I don't necessarily want to term my quit as anything, but that then makes it absolutely a good fit for "no man's land".
Considering the stress at work nowadays (and I know who doesn't have stress at work), but the stress of asking people to walk out after giving years of their life to a place, is quite disturbing. This makes you examine whether your brain and your heart even sync up anymore.
Anywho, so on the back of those 'existential' questions, the past couple of days I've had way too many urges to smoke one...and I've had multiple opportunities. I don't know why I haven't picked one up yet, myriad reasons, all of the amazing support on this forum being one of them, sometimes, the sheer "weakness" of my mind being one of them.
As I write this, it's 1.30 AM in Mumbai, and I can picture myself out on my balcony, in the olden days, having a smoke. Rushing in, brushing my teeth and spraying some air-freshener, in case my mum walks in (yes I do live with my mother, as is quite common in India).

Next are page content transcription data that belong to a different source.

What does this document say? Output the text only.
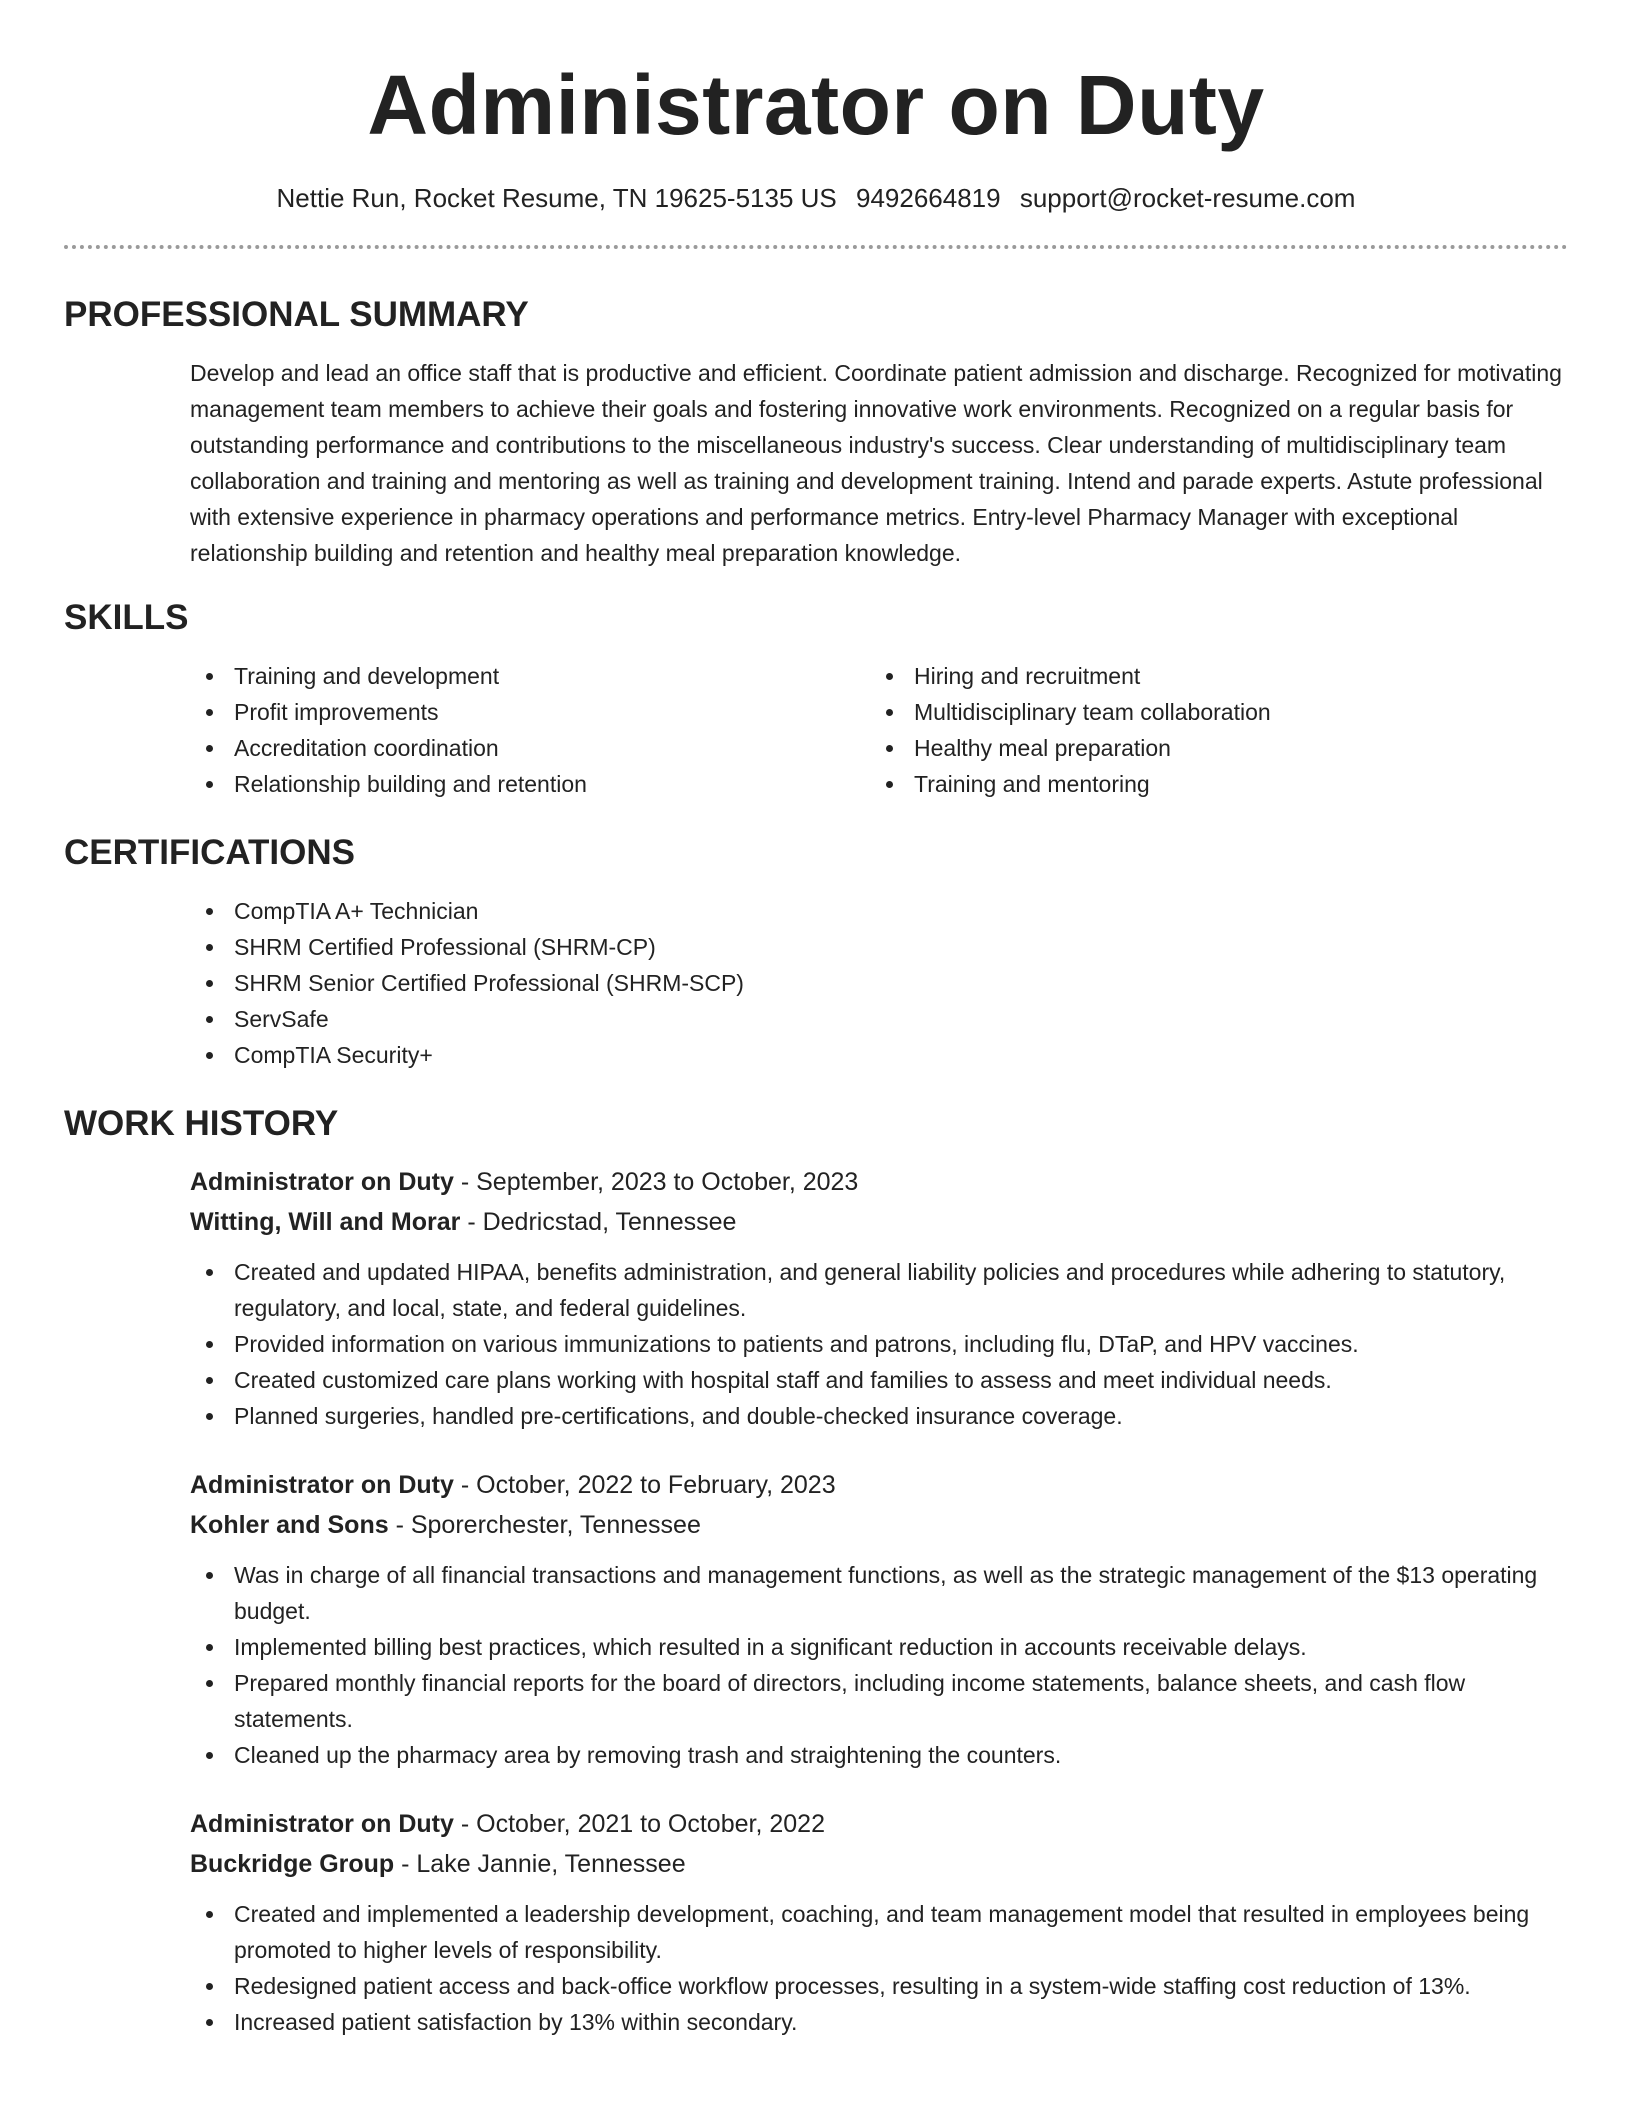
Administrator on Duty
Nettie Run, Rocket Resume, TN 19625-5135 US 9492664819 support@rocket-resume.com
PROFESSIONAL SUMMARY
Develop and lead an office staff that is productive and efficient. Coordinate patient admission and discharge. Recognized for motivating management team members to achieve their goals and fostering innovative work environments. Recognized on a regular basis for outstanding performance and contributions to the miscellaneous industry's success. Clear understanding of multidisciplinary team collaboration and training and mentoring as well as training and development training. Intend and parade experts. Astute professional with extensive experience in pharmacy operations and performance metrics. Entry-level Pharmacy Manager with exceptional relationship building and retention and healthy meal preparation knowledge.
SKILLS
Training and development
Profit improvements
Accreditation coordination
Relationship building and retention
Hiring and recruitment
Multidisciplinary team collaboration
Healthy meal preparation
Training and mentoring
CERTIFICATIONS
CompTIA A+ Technician
SHRM Certified Professional (SHRM-CP)
SHRM Senior Certified Professional (SHRM-SCP)
ServSafe
CompTIA Security+
WORK HISTORY
Administrator on Duty - September, 2023 to October, 2023
Witting, Will and Morar - Dedricstad, Tennessee
Created and updated HIPAA, benefits administration, and general liability policies and procedures while adhering to statutory, regulatory, and local, state, and federal guidelines.
Provided information on various immunizations to patients and patrons, including flu, DTaP, and HPV vaccines.
Created customized care plans working with hospital staff and families to assess and meet individual needs.
Planned surgeries, handled pre-certifications, and double-checked insurance coverage.
Administrator on Duty - October, 2022 to February, 2023
Kohler and Sons - Sporerchester, Tennessee
Was in charge of all financial transactions and management functions, as well as the strategic management of the $13 operating budget.
Implemented billing best practices, which resulted in a significant reduction in accounts receivable delays.
Prepared monthly financial reports for the board of directors, including income statements, balance sheets, and cash flow statements.
Cleaned up the pharmacy area by removing trash and straightening the counters.
Administrator on Duty - October, 2021 to October, 2022
Buckridge Group - Lake Jannie, Tennessee
Created and implemented a leadership development, coaching, and team management model that resulted in employees being promoted to higher levels of responsibility.
Redesigned patient access and back-office workflow processes, resulting in a system-wide staffing cost reduction of 13%.
Increased patient satisfaction by 13% within secondary.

Then I now open the window, step out on to the balcony and just stand there, smelling the fresh air and realize I can't solve that problem with a smoke.
These minute by minute reminders and reinforcements that smoking won't change a thing are what's getting me by, and now, this topic and post that you shared only adds to my fragile determination (paradoxical term, I know).
But thank you once again, and sorry for all the rambling.
Thanks to all of you for ensuring people like me don't give up.